Penafsir kedua, golongan rasionalis atau golongan naturalis yang merasionalisasi kisah ini supaya natural, cocok dengan kewajaran, tanpa perlu mukjizat terjadi. Tapi ada biaya yang mereka harus bayar: pesan dan amanat penting kisah ini jadi hilang, lari entah ke mana.

Mereka menyatakan bahwa prakarsa Yesus dan para murid untuk membagi makanan itu kepada beberapa orang yang sedang duduk berkelompok di barisan terdepan telah mendorong orang-orang lain di dalam perhimpunan besar itu untuk juga membagi-bagi makanan yang mereka telah bawa dari rumah masing-masing kepada orang-orang lainnya, sehingga akhirnya semua orang mendapatkan roti dan ikan yang cukup, tanpa perlu mukjizat terjadi. Semua kejadiannya sangat natural, alamiah biasa.
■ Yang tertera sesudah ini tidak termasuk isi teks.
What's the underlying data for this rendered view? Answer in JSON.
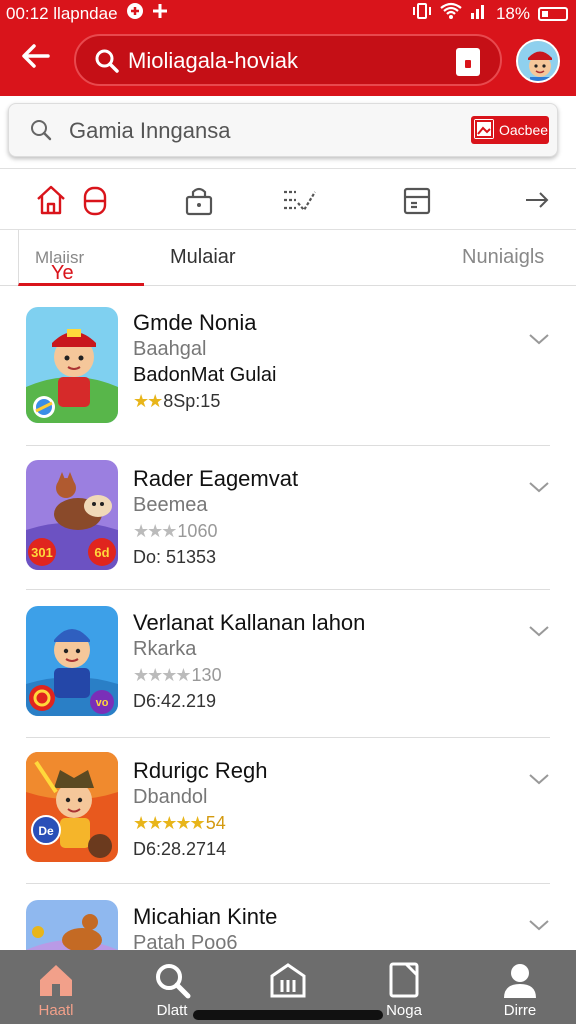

Ok-lah. Tapi kesulitan tafsiran rasionalis ini adalah teks injil-injil jelas-jelas tidak berbicara tentang sharing of bread dan sharing of fish semacam itu. Tidak dikisahkan, ada kegiatan membagi-bagi roti dan ikan antarsemua orang dalam perhimpunan besar itu.

Sebaliknya, dalam injil-injil dikatakan bahwa orang-orang yang berhimpun di situ sama sekali tidak membawa makanan apa pun, kecuali "hanya" lima roti dan dua ekor ikan yang ada pada seorang anak, "tidak lebih" (Matius 14:17; Lukas 9:13; Yohanes 6:9).

Selain itu, angka 5000 orang lelaki yang berhimpun itu tentu saja harus dinyatakan sebagai angka yang sangat dibesar-besarkan, berdasarkan alasan yang sudah ditulis di atas.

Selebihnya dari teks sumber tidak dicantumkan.